Mr. Donovan: Founded in 2003, Guardian Technologies International is a software technology company with a primary focus on our unique technology for imaging analytics and informatics that can be applied to any digital image format. Whether it is an image off a mobile phone, a satellite or baggage scanner, if it's in a digital format, we can analyze it irrespective of where it falls on the spectrum of light, even infrared or ultraviolet. We currently have 25 employees. Almost 80% of our staff fall into the technical arena, and they are made up of physicists, imaging scientists, mathematicians and computer scientists. Every one of our employees has been with the company at least four years.

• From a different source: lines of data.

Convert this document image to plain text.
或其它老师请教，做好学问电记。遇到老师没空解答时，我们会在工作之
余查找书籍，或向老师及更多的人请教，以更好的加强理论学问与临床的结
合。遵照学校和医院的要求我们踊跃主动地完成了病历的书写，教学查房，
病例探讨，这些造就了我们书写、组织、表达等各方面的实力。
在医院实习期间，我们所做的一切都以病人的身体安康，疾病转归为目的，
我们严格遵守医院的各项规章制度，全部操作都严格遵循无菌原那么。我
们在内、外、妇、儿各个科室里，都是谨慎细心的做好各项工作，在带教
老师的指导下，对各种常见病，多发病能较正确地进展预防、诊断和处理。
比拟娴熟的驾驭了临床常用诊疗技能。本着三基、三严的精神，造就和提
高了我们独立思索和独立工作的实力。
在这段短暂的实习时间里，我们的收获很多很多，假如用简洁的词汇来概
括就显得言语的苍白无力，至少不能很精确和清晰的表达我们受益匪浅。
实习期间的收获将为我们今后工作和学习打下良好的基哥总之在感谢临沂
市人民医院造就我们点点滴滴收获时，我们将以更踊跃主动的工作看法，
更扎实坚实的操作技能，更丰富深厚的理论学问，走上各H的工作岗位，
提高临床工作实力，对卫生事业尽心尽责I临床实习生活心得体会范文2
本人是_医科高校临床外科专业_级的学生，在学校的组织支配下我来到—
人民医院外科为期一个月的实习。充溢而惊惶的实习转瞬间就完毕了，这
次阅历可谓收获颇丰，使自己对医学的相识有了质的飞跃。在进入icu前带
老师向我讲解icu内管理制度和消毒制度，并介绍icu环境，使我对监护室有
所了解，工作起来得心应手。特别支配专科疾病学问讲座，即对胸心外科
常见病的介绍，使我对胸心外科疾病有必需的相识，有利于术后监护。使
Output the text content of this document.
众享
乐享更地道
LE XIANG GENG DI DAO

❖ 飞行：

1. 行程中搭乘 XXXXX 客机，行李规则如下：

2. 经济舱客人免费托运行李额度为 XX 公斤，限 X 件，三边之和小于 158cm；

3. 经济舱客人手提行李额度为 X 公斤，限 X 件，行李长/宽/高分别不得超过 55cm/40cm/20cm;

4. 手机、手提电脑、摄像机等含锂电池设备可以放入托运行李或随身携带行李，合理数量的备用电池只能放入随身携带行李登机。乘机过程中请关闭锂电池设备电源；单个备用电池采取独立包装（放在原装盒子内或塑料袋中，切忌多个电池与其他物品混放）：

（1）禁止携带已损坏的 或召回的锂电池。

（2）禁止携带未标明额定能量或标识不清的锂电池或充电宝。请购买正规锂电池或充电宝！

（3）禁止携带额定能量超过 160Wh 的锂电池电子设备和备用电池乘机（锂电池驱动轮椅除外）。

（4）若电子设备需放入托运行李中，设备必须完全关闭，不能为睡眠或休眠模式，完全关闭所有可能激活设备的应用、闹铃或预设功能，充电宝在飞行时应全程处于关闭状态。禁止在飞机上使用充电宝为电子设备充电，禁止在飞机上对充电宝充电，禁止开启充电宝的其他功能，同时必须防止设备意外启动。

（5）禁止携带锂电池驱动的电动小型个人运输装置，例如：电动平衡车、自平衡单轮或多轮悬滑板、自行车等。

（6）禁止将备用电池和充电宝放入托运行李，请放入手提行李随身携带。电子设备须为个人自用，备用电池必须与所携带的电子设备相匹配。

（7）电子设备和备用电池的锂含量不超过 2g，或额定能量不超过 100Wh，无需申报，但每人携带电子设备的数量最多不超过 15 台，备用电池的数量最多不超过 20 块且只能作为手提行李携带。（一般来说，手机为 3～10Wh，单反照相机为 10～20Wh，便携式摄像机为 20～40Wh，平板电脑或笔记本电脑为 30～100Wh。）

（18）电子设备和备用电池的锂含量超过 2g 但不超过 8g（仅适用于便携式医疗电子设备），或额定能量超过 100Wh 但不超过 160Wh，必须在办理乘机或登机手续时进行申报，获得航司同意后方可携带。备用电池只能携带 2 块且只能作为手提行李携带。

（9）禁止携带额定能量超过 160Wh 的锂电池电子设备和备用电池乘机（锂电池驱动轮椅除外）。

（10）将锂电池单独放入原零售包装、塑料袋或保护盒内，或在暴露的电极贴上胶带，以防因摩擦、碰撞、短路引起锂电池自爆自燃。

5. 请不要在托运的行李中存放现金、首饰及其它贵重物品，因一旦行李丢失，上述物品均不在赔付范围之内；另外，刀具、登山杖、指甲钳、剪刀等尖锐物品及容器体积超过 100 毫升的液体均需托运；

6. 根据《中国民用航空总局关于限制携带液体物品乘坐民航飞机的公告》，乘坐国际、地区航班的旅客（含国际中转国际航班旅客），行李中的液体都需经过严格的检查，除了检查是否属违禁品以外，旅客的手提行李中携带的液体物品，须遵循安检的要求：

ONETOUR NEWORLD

Our Intelligent Imaging Informatics (TM) platform, known as 3i, is revolutionary in its approach to imaging analytics. Up until this point, most companies have attacked the problem by eliminating from the image those things that they know not to be what they are looking for. So in other words, they are subtracting data from the image in an effort to find that item in the image that they want to find. We take an entirely different approach. We replicate that image over and over and over, and then we attack each of the replicated images with a specific transformation, such as an imaging filter, a histogram or an algorithm, trying to cause the image to change in very, very specific ways. And from that, we capture all the metrics that come off of that transformed image. We then feed that data into a very sophisticated piece of artificial intelligence, a Support Vector Machine, which analyzes the data. And based on the truth that we gave it about what we are looking for, they can determine the metrics that have the highest correlated value to the truth and separate them from non-truth.
In the case of explosives detection, there are items like peanut butter, honey and chocolate bars that are known to cause false alarms. Our PinPoint threat detection technology, based on our 3i platform, is unique in the industry in its ability to discern subtle differences in the density and composition of those three non-threat items from actual explosives. We are able read each item's unique fingerprint, allowing us to then segregate and discern their identities. Our Intelligent Imaging Informatics platform is very, very broadly applicable; it's not limited to security but can be used anywhere where there is a digital image and a challenge to find information within that image.
The security industry really grew up as a result of 9/11. The security equipment manufacturers came into their own at that point. And since 9/11, they have virtually controlled the marketplace. They have closed operating systems, which means that they do not allow any third-party software to attach to their scanners. And in a lot of cases, the manufacturers do not even have any form of an image transport system that would allow a government or a third party to extract and capture the bitmap image that is produced. In the security industry right now, the people that are providing the automated detection solutions are the hardware manufacturers themselves. Generally their automated detection solutions are based on finding the Z-effective value of the items that are in the image. They know that explosives fall within a certain range of Z-effective values; and they know that explosives generally fall within a certain density range. Their systems flag anything falling where those lines intersect and form a box as their target/threat area.